RISC-V International encourages vendors to voluntarily disclose their usage but does not mandate disclosure.

When asked if measuring RISC-V’s progress is mysterious, Redmond replied, “That’s somewhat fair: unfortunately, we cannot show everyone the roadmap of their chip designs using the instruction set plan.”

She pointed to some publicly known facts, such as the European Processor Initiative, which aims to “adopt an open computing approach,” and RISC-V is “very happy to be involved,” she said. “In the Asia-Pacific region, you will see a lot of activity happening, from handheld devices to automobiles,” she directly observed the automotive supply chain, especially in Japan.

She noted that Pakistan has “declared RISC-V as their national [chip] architecture,” while India has a RISC-V-based Shakti chip project. In North America, “many multinational companies are incorporating RISC-V as part of their overall chip strategy,” she said, including Nvidia and Google.

Clearly, the open instruction set can greatly benefit cloud computing companies like Google and Amazon.
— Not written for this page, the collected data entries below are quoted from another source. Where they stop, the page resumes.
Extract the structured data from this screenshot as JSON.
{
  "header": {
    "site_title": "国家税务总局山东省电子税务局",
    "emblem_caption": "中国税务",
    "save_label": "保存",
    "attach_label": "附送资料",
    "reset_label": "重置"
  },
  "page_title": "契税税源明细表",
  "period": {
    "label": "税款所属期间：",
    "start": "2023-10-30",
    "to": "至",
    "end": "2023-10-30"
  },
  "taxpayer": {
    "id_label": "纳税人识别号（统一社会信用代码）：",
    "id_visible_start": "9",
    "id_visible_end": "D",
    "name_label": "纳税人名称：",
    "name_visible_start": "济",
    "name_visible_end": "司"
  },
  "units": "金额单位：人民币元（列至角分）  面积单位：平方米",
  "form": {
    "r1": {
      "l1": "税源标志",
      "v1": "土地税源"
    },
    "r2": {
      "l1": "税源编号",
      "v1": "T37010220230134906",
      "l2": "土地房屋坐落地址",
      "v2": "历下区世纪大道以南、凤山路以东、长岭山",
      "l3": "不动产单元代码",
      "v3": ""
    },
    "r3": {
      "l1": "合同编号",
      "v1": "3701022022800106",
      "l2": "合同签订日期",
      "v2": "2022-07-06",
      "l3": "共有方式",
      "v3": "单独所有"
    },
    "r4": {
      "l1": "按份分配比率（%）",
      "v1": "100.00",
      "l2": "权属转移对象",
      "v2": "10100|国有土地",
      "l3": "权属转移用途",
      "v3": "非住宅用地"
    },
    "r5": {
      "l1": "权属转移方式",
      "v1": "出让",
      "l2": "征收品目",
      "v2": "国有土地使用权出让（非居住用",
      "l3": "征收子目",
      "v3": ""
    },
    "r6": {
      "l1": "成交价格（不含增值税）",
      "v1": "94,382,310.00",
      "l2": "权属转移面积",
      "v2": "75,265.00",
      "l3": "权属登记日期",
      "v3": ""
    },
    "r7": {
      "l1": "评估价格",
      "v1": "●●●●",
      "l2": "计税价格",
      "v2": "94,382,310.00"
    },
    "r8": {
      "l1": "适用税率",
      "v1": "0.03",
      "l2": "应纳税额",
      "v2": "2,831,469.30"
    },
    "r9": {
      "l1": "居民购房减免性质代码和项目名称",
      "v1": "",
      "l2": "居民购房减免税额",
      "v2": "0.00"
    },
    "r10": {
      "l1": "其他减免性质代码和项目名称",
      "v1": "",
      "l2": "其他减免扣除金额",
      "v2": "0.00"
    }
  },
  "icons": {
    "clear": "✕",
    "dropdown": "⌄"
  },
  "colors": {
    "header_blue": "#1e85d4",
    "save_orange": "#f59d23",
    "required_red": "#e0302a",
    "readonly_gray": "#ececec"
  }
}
RISC-V’s co-inventor Patterson has served as an advisor within Google for many years, responsible for developing TPUs for machine learning. Alibaba is the only publicly disclosed cloud company using RISC-V.

When asked if other cloud companies are developing RISC-V, Redmond did not disclose much. “I’m sorry,” she laughed.
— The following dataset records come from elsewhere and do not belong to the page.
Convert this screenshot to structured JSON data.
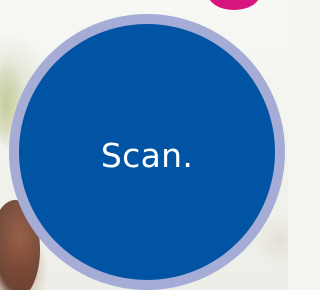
{
  "button": {
    "label": "Scan."
  },
  "colors": {
    "disc": "#0054a3",
    "ring": "#a5acd6",
    "accent_dot": "#d6157e",
    "text": "#ffffff"
  }
}
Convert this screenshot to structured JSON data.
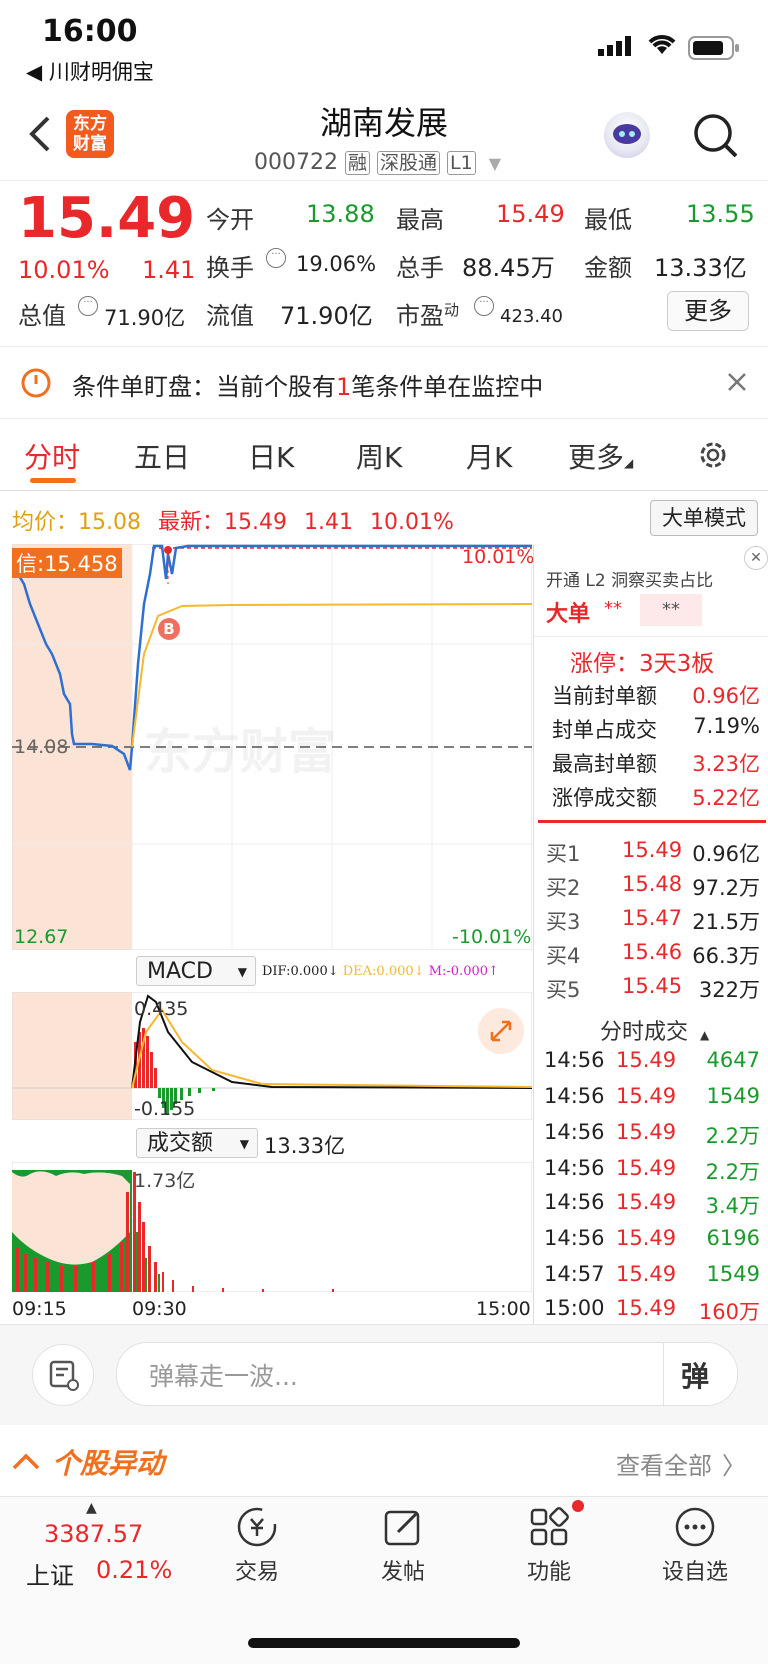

In Redmond’s view, RISC-V’s steady development is because the alliance she is helping to build means that the pace of ecosystem development can be much faster than that of Intel or ARM.

“Back in the 1980s, there were many processor wars, and this adjustment was mainly aimed at Intel and later ARM, both of which took decades to cultivate this ecosystem,” Redmond reflected.

“This is also a challenge for RISC-V, but I can assure you that we do not need to spend decades enabling this ecosystem or solving compatibility and portability issues.”

“If you haven’t seen solutions yet, that’s what we are working on.”